Juara II diraih Pondok Natal Bineka Tunggal Ika dari Kampung Benyom Jaya I, Distrik Nimbokrang, dengan nilai 356,5, serta hadiah Rp75 juta dan trofi.

Sementara Juara III diraih Pondok Natal Betlehem dari Kampung Demta, Distrik Demta, dengan nilai 355,5, serta hadiah Rp50 juta dan trofi.

Selain kategori pondok, Juara Umum tingkat distrik dari 19 distrik se-Kabupaten Jayapura diraih oleh Distrik Sentani, yang diikuti oleh 10 Pondok Natal.

Setiap pondok menerima uang pembinaan Rp20 juta, dengan total anggaran Rp200 juta.

Bupati Jayapura Dr  Yunus Wonda SH, MH, pada ibadah lepas sambut 2026 di Lapangan Apel Kantor Bupati Jayapura, Gunung Merah, Senin (19/1/2026), mengapresiasi  panitia dan  perangkat daerah.

“Saya mengucapkan selamat kepada para pemenang. Kiranya capaian ini menjadi motivasi dan memperkuat semangat kebersamaan pemuda di Kabupaten Jayapura,” kata Yunus Wonda.

Bupati menegaskan, seluruh proses penilaian dilakukan secara murni dan objektif, tanpa campur tangan pihak manapun.

“Tidak ada intervensi dari Bupati maupun Wakil Bupati. Bahkan lomba ini kami percayakan kepada saudara-saudara kita umat Muslim, dan mereka melaksanakannya dengan sangat baik,” tegasnya.

Menurut Bupati, lomba ini sejalan dengan visi Kabupaten Jayapura, yakni Kasih Mempersatukan Perbedaan, tanpa membedakan agama, suku, dan ras.

Ia juga memastikan kegiatan serupa akan kembali digelar pada akhir tahun 2026.

“Mari kita sambut Tahun 2026 dengan semangat baru untuk membangun Jayapura yang aman, damai, dan sejahtera,” ujarnya.

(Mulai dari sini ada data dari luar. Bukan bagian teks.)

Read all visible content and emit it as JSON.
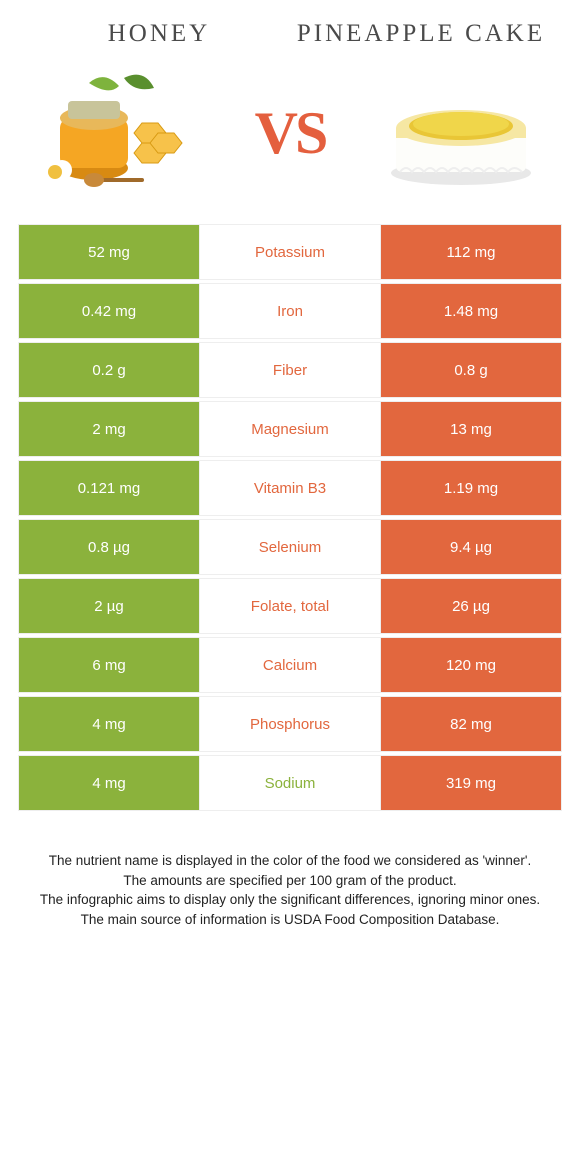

Sementara itu, perwakilan pemuda Kampung Yakonde, Petrus Wally, menyampaikan terima kasih kepada Pemerintah Kabupaten Jayapura dan panitia pelaksana.

“Penilaian dilakukan secara profesional. Tim juri turun langsung ke kampung-kampung, termasuk distrik terjauh seperti Airu,” ungkap Petrus.

Ia berharap Lomba Pondok Natal terus dilaksanakan setiap tahun agar pemuda terlibat dalam kegiatan positif, khususnya menjelang Natal, sehingga terhindar dari miras dan narkoba.

Petrus juga mengungkapkan, pembangunan Pondok Natal Hebenhaezer melibatkan sekitar 35 pemuda, dengan dukungan penuh orang tua dan masyarakat Kampung Yakonde, serta menelan anggaran hampir Rp20 juta.

Terkait hadiah Juara I, pihak pemuda Kampung Yakonde telah bersepakat menyumbangkan Rp50 juta kepada gereja setempat.

“Tahun 2026 gereja kami genap berusia 100 tahun. Karena itu, kami sepakat menyerahkan Rp50 juta untuk gereja, sementara sisanya digunakan untuk kegiatan pemuda,” pungkasnya. (ARS)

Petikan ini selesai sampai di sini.